Figure 7. 8-Nitro-cGMP–induced H-Ras activation in cardiac cells and their suppression by HS⁻

(a) 8-Nitro-cGMP–induced H-Ras activation with its concomitant S-guanylation in rat cardiomyocytes and their suppression by HS⁻. Rat cardiomyocytes were pretreated with NaHS (100 μM) for 24 h, followed by incubation with 8-nitro-cGMP (10 μM) for 4 d. Data represent mean ± s.e.m. **P < 0.01. (b) 8-Nitro-cGMP–induced activation of H-Ras via S-guanylation at Cys184 in membrane preparation of rat cardiac fibroblasts. Cardiac membranes expressing GFP-fused WT H-Ras or H-Ras^C184S mutants were treated with 8-nitro-cGMP (10 μM) for 1 h. Data represent mean ± s.e.m. *P < 0.05, **P < 0.01. (c) Time courses of phosphorylation (p-) of ERK, p38 MAPK, Akt, p53 and Rb induced by 8-nitro-cGMP (10 μM) in rat cardiomyocytes. Cells were untreated or treated with NaHS (100 μM) 24 h before 8-nitro-cGMP treatment. Data represent mean ± s.e.m. Original western blots for a–c are shown in Supplementary Figure 14.

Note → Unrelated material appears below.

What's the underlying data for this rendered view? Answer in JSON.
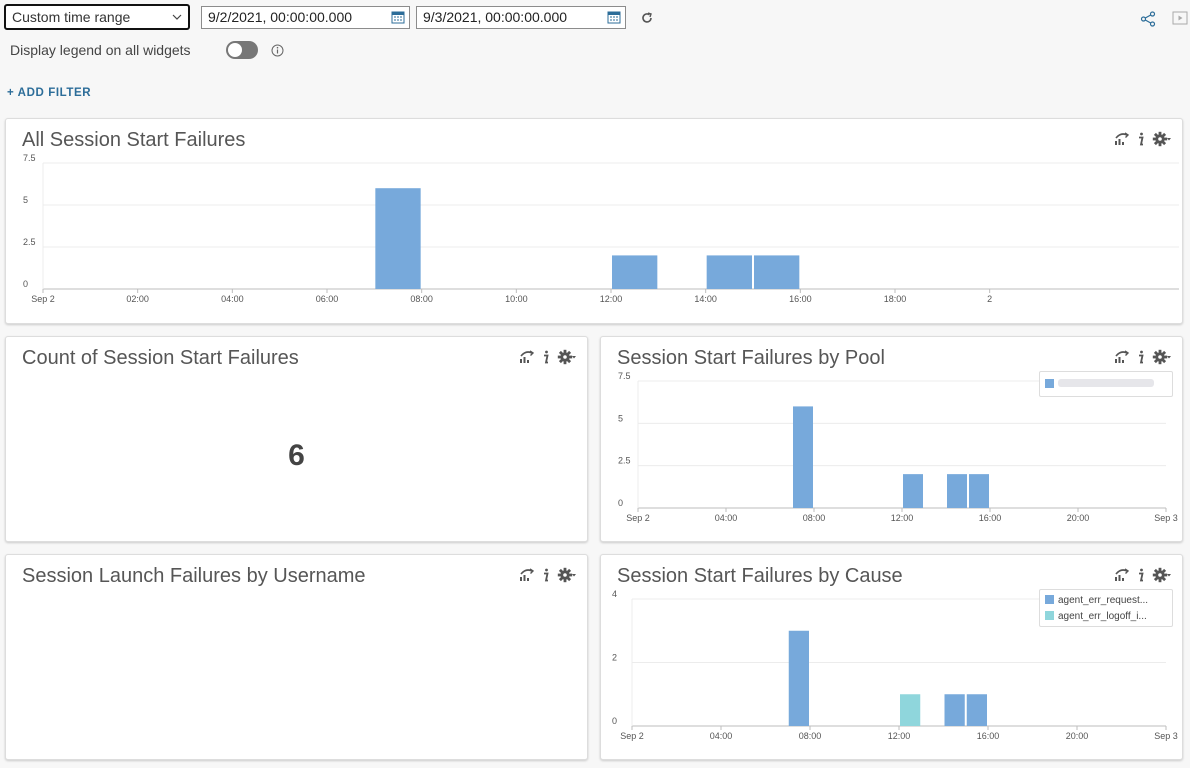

Figure 8. Dissociation of H-Ras from rafts and its activation induced by H-Ras Cys184 S-guanylation

(a) 8-Nitro-cGMP–induced colocalization of H-Ras with the Ras-binding domain (RBD) at the plasma membrane of rat cardiac fibroblasts. Cells expressing GFP-fused H-Ras and DsRed-fused cRaf-RBD proteins were pretreated for 3 h with cycloheximide (50 μg ml⁻¹) and then incubated for 3 h in cycloheximide with or without NaHS (100 μM). Then, cells were untreated or treated with 8-nitro-cGMP (10 μM) for 3 h. Merge images of GFP-fused H-Ras and DsRed-fused cRaf-RBD are shown (individual images of GFP-fused H-Ras, DsRed-fused cRaf-RBD, differential interference contrast (DIC) images are in Supplementary Fig. 16a,b). Scale bars, 50 μm. (b) Quantitative data obtained from morphometric analysis for colocalization of H-Ras and cRaf-RBD at the plasma membrane shown in a. Data represent mean ± s.e.m. **P < 0.01. (c) 8-Nitro-cGMP–induced H-Ras dissociation from rafts with concomitant S-guanylation and the implication of this dissociation in H-Ras activation. Western blotting of H-Ras, flotillin 1 and S-guanylated H-Ras for the raft fraction and active H-Ras, S-guanylated H-Ras and H-Ras for the nonraft fraction in the presence or absence of 8-nitro-cGMP (uncropped blots are in Supplementary Fig. 16c). Data represent mean ± s.e.m. *P < 0.05, **P < 0.01. (d) Schematic model showing activation of H-Ras induced by 8-nitro-cGMP. Gray lipid indicates palmitoylation (at Cys181), and black lipid indicates isoprenylation (at Cys186). The yellow balls are cysteine residues. Magenta ribbons represent α-helices, and yellow ribbons represent β-sheets. T indicates that HS⁻/H₂S inhibits the reaction mediated by the electrophile 8-nitro-cGMP. The three-dimensional structures of H-Ras and Raf-RBD were obtained from the Protein Data Bank under accession codes 3L8Z (right) and 3KUD (left).